In a nationally televised address, Bush acknowledged for the first time that he had not sent enough troops to provide security in Iraq last year. Standing in the library of the White House, he described the situation in Iraq as “unacceptable” to the American people and to himself. “Our troops in Iraq have fought bravely. They have done everything we have asked them to do,” he said. “Where mistakes have been made, the responsibility rests with me.”

Bush said he will order more than 20,000 soldiers and Marines to help the Iraqi government provide security in Baghdad and fight the Sunni insurgency in Anbar province. But he emphasized that Iraqi soldiers will take the lead in the new fighting, and he said that the focus of American troops will be to advise and support Iraqi forces, with the additional U.S. troops embedded in Iraqi units.

He also emphasized the need for the active participation of the Iraqi government in pacifying Iraq and promised development funds.

John Robb of Global Guerrillas and Thomas Barnett provide interesting contrasting reactions to the speech. John Robb believes that the plan is built on faulty premises:

Of course, the failure of these periodic efforts may be due to an inability to revisit a key assumption upon which the present US effort is based: that strong states tend to form naturally if provided the right minimalist conditions. I believe the opposite is true: that states, once broken, tend to remain hollow and in perpetual failure.

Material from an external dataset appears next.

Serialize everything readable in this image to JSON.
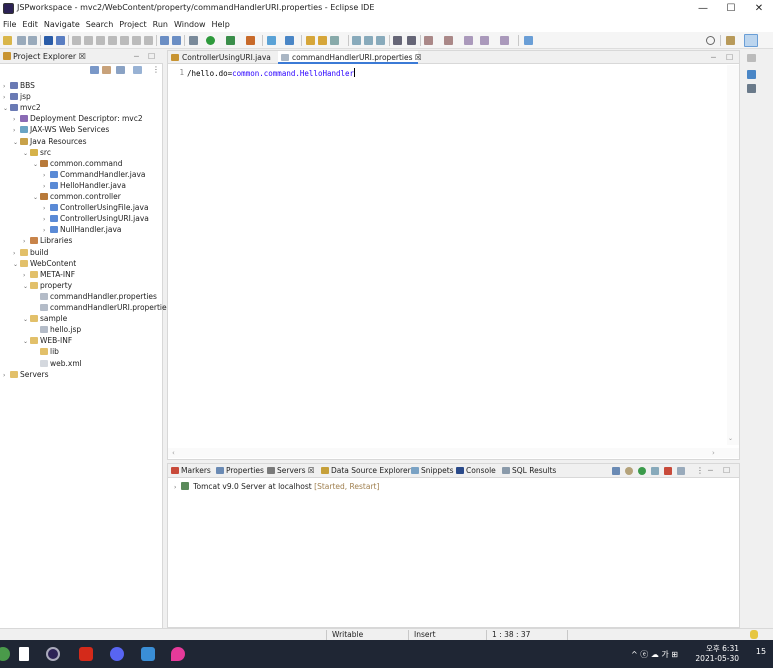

The reason is that in the current environment minimalist conditions yield social disintegration…

Thomas Barnett is more optimistic:

What I saw in the president’s speech last night was more the realization that jobs are the ultimate exit strategy, thus the first enunciation of something very close to what Steve DeAngelis and I have been advocating for a while with Development in a Box (right down to the infrastructure czar).

Hat tip to James Joyner for both links.

I lean more to Robb’s view but for somewhat different reasons. I believe that the President’s understanding of both the American experience and human nature, while consistent with his own experience and beliefs, are flawed.

I don’t necessarily see “social disintegration” in Iraq. What I see is the foreseeable consequences of the re-assertion of remaining institutions there.

After 30 years of Saddam’s rule in Iraq only a handful of institutions remained: Saddam, the government bureaucracy, the military, and tribal and sectarian ones. Saddam had swept viable political opposition away. There was, basically, nothing in the form of liberal democratic institutions in the country. Individuals with those aspirations, yes, but not much in the way of institutions.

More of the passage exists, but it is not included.